Belki de oyun teknolojileri ile birlikte en hızlı gelişen tür FPS’dir.
Gelişim gösteren grafik faktörünün, sınırsız online serüvenlerinin en iyi
örneklerini bugüne kadar çoğu kez FPS oyunlarında gördük. Çünkü birinci şahıs
görünüm, bize sanal dünyada istediğimiz çoğu şeyi verebiliyor. Doom ile
“Multiplayer oynanış” kendini gösterdi. Yıllar sonra bir oyun çıkageldi ki;
Multiplayer kuralları yeni baştan yazıldı. Quake 3. hem görselliği hem de
oynanışı ile birer online fenomen haline gelen bu iki oyunun yaratıcısı Id
Software, tam da FPS dünyasında hakimiyetini kuracakken, Valve bombasını
patlattı ve Half-Life doğdu. Fakat her ne olursa olsun Quake’in asıl rakibi daha
sonra ortaya çıkacaktı. Böylece hem grafik teknolojileri olarak, hem de oyun
yapımı olarak Id, en önemli rakibine merhaba demiş olacaktı. Bu isimler: Epic ve
onun ismi gibi destansı yapımı Unreal Tournament’ten başkası değildi.
Birkaç yıl öncesine kadar “Next-Gen oyun teknolojisi” ben geliyorum derken, bu
gücün arkasında yine aynı tanıdık iki isim vardı: Doom ve Half Life… Haliyle
Unreal Tournament ismi eksikti, ama Epic’in geliştirmiş olduğu Unreal 2 grafik
motoru yine de harikalar yaratıyordu. Her şeye rağmen başlangıçta başrolde yer
almayan Epic Games, şimdi bu teknolojiye farklı bir yön vererek inanılmaz bir
ivme kazanmasına yol açtı. İlk olarak Gears of War ile denenme şansına erişen
“Unreal Engine 3” sayesinde ortaya çıkan muhteşem grafikler, oyun eleştirmenleri
tarafından ayakta alkışlanmıştı. Ardından gelen sayısız lisans anlaşmaları
sonucu artık “Her şirkete bir Unreal 3 lazım” kampanyası varmışçasına bu
kaliteli motoru almayan kalmadı neredeyse. Şimdi ise sahne alma sırası motorun
gerçek sahibine, yani Unreal Tournament 3’e geldi.
En sonunda
Küçük bir çocuk meraklı bir şekilde gördüğü bir şeye bakmak için hareket ediyor,
ama biraz sonra o sessiz ortamda yaratıklar beliriveriyor ve arkasında askerler.

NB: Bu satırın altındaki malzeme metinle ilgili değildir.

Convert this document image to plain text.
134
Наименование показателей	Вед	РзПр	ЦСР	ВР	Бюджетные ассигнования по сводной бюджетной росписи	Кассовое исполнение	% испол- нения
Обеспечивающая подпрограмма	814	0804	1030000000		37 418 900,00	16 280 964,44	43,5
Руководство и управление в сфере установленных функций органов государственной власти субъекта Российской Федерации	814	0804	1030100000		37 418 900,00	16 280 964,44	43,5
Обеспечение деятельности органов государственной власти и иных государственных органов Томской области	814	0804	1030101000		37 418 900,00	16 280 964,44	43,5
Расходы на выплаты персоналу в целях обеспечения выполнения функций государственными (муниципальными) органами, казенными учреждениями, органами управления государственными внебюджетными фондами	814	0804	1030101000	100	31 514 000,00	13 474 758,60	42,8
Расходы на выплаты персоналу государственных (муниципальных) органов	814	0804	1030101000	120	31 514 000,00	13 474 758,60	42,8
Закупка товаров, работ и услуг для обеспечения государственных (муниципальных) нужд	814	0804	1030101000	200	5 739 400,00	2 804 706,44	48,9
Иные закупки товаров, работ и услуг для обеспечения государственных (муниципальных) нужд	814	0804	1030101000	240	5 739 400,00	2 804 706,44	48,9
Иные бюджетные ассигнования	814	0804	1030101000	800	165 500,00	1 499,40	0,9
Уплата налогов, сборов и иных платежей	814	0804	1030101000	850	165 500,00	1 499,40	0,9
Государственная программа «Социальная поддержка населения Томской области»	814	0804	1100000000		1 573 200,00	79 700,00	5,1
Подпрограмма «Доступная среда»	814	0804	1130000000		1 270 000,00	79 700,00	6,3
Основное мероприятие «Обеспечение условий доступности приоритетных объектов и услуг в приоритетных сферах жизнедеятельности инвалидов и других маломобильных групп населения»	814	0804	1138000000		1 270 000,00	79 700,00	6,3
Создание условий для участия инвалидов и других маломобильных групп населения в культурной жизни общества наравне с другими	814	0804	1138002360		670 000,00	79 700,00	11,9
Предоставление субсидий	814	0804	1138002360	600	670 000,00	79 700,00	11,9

Oldukça kaliteli bir video ile merhaba diyoruz Unreal Tournament 3’e. The Necris
ırkı, yaşamakta olduğumuz gezegenin doğal kaynakları için (Tarydium) büyük bir
saldırı gerçekleştiriyor. Böylece Yaratıklar ve Direnişçi savaşçılar arasında
büyük bir savaş kaçınılmaz oluyor. Bu savaş size büyük bir muharebeyi
anımsatmasın(En azından oynanış olarak). Her ne kadar hikayeyi beynimizde
canlandırdığımızda derin bir bilim-kurgu tablosu hazırlayabiliyor olsak ta UT3,
diğer kardeşlerinde de olduğu gibi online tarafı ağır basan bir yapım. Böylece
bir tarafta yaratıklar yer alıyorken, diğer tarafta insanlar yer alıyor.
Multiplayer kısmını kısa süreliğine bir kenara bırakırsak(Bırakalım diyorum ama
burada anlattıklarım da Multiplayer ile hemen hemen aynı), UT3’te Camping modu
mevcut yine. Bu sayede oyunu tek başınıza botlarla birlikte oynayabilirsiniz.
Tek kişilik senaryoda yönetme şansına eriştiğimiz kişi, Reaper isminde iri yarı
ve karizmatik bir asker. Sırasıyla Deathmatch, Team Deathmatch, Capture the Flag,
Warfare gibi modları ve daha fazlasını oynayabiliyoruz, ama sanmayın ki normal
botlu bir oyun oynuyorsunuz. Aksine her ne kadar botlara karşı oynayarak devamlı
belirli bir bölgede yer alsak ta; her bölümde yerine getirmek zorunda olduğumuz
bir görev var ve bunu halledemediğiniz sürece isterseniz yüzlerce adam vurun
nafile. Her bölümün amacına göre hareket etmek en mantıklısı. Böylece sadece
adam öldürmeye zorunlu bırakılmıyorsunuz.